The Regime’s Lost Cause: Preserving Its 'Culture'
Cuban leaders cannot shake off fears that the Castro legacy will be completely extinguished when the "historic generation" of the Revolution dies out, or when the first political reform measures are implemented in society. They know that young people do not believe in Marxist-Leninist socialism, and if some young people sing the Government’s praises, it is almost certainly as part of the double standard that is eating away at the nation's foundations.
However, ratifying the old maxim that "hope is the last thing you lose," the ruling class has turned to what it calls "the shield and sword of the nation": its culture. In those terms it recently held the Third Plenum of the Union of Young Communists' (UJC) National Committee.
Those who addressed the plenary –Abel Prieto, Miguel Barnet, Yuniasky Crespo Baquero, and company– urged young Cubans not to look to consumer society figures as their idols, but to associate success in life with spiritual rather than material values.
These are pretty words, but ones that clash with the reality being lived on the island. After all, can a young person show up with his student or labor credentials at a supermarket in Cuba and demand an item to satisfy a basic need, like a bottle of cooking oil or a carton of milk, barely covered by his monthly ration disbursal? Can a young man, armed with nothing but his decency and honesty, ever go to a private restaurant like the one where President Barack Obama ate, when the price of any dish there is equal to or greater than the average Cuban's monthly salary?
As for young people's preference for figures from consumer society, this is a process that has sometimes been fomented by the authorities themselves. In order not to grant media coverage to Cuban baseball players, who have increasingly abandoned the Island to play in the Major Leagues in the United States (Cuban television broadcasts only one MLB game per week, selecting those without any Cubans playing), television programming is packed with international soccer games, particularly the Spanish league. As a result, Lionel Messi and Cristiano Ronaldo are today the supreme idols of Cuba's youth, who, ironically, can barely name one Cuban soccer star.
For those young people who have regular Internet access and, therefore, are aware of national and international current events, this vapid rhetoric at the plenary could have sparked laughter, if not for the hypocrisy it entailed. How can one ask a humble Cuban to spurn materialism while figures like Antonio Castro Soto del Valle are frequenting luxurious international resorts and playing at exclusive golf courses?
One of the most "original" propositions advanced at this Third Plenum was articulated by Miguel Barnet, President of the National Union of Writers and Artists of Cuba (UNEAC). He stated that "we are a country that has created too many opportunities for us to stay at home watching garbage movies.
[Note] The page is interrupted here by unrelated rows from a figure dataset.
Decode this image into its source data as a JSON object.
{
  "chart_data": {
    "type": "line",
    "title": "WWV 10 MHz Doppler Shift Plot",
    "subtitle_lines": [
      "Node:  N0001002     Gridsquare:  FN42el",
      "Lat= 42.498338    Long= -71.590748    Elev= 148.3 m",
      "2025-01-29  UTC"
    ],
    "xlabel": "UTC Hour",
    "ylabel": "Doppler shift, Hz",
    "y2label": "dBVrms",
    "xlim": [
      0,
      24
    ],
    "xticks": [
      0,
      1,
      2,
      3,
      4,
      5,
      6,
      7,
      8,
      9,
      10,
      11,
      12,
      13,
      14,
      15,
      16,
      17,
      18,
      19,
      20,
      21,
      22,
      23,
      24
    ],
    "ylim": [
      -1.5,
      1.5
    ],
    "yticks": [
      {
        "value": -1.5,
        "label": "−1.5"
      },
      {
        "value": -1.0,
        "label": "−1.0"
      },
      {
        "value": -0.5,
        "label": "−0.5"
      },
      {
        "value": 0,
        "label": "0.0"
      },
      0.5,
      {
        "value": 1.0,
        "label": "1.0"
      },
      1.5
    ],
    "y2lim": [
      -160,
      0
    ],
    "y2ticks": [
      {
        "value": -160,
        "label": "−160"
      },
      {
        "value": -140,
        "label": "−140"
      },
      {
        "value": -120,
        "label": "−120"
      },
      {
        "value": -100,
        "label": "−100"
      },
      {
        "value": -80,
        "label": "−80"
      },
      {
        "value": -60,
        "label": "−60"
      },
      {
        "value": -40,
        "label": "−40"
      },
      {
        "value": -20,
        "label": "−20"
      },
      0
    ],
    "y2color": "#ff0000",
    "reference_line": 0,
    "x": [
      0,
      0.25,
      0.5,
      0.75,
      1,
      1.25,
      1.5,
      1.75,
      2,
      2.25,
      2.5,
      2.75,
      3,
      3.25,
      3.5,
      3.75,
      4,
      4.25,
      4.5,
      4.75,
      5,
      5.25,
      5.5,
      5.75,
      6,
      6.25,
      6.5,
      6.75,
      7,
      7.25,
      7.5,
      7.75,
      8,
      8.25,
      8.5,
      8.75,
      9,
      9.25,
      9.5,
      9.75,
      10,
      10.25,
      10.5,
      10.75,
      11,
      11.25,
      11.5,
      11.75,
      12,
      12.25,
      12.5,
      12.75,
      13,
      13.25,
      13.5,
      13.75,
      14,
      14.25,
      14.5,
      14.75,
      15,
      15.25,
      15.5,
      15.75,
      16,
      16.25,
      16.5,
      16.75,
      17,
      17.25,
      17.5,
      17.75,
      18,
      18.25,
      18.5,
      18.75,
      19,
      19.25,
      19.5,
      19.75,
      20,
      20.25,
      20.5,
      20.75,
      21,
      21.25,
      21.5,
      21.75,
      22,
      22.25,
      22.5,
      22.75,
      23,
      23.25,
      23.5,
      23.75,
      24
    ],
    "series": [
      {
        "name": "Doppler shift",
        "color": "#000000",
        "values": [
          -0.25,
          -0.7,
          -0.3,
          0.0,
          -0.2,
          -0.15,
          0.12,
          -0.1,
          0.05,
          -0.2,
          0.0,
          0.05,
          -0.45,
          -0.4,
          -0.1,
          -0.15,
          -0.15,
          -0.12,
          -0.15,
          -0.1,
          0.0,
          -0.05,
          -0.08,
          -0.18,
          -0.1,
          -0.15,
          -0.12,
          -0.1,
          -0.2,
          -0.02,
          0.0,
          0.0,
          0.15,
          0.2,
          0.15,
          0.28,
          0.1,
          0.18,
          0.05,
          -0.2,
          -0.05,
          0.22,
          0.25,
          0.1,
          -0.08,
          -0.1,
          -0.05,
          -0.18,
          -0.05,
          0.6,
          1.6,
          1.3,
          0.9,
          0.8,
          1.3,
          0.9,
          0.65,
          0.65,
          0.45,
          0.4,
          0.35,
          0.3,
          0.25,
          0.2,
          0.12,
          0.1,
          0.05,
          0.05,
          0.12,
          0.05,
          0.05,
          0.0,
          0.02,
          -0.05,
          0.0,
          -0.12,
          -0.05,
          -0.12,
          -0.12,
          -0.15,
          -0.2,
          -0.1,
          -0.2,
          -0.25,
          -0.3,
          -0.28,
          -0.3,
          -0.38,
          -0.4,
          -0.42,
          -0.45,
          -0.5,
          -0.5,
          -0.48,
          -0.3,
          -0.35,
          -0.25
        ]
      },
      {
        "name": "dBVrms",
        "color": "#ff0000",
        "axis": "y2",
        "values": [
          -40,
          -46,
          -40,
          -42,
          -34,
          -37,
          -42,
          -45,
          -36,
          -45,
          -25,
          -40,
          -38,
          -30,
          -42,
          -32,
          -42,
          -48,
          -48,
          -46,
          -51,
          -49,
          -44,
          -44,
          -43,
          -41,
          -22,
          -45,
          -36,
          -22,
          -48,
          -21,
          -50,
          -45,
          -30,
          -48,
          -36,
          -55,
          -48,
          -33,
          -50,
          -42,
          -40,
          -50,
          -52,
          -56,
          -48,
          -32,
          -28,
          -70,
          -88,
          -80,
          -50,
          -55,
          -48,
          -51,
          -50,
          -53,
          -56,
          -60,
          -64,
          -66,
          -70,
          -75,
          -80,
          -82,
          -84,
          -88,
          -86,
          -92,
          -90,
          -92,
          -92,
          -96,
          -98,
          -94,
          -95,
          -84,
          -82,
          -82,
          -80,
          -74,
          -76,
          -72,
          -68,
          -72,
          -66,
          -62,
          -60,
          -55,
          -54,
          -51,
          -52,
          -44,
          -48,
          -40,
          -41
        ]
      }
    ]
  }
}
I regret that there are not more young people participating at the cultural programs in our theaters, and at conferences and poetry recitals" (Juventud Rebelde, 11 June).
Clearly Barnet is out of touch with the Cuban reality, after too long enjoying a car provided by the State, and with plenty of gasoline, allowing him to cruise from Cape San Antonio to Punta Maisí. He seems to be oblivious to the country’s inefficient public transport system, which forces citizens, especially on the outskirts of Havana and the country's inland cities, to stay at home.
And Mr. Barnet's attack on "garbage movies" could augur a kind of Cultural Revolution, plagued by prohibitions and dogmatism. This would also be in line with the reckless spirit of Point 219 of the National Plan for Economic and Social Development until 2030, which calls for inoculating Cuba's young people against the "harmful messages" of the hegemonic cultural industry.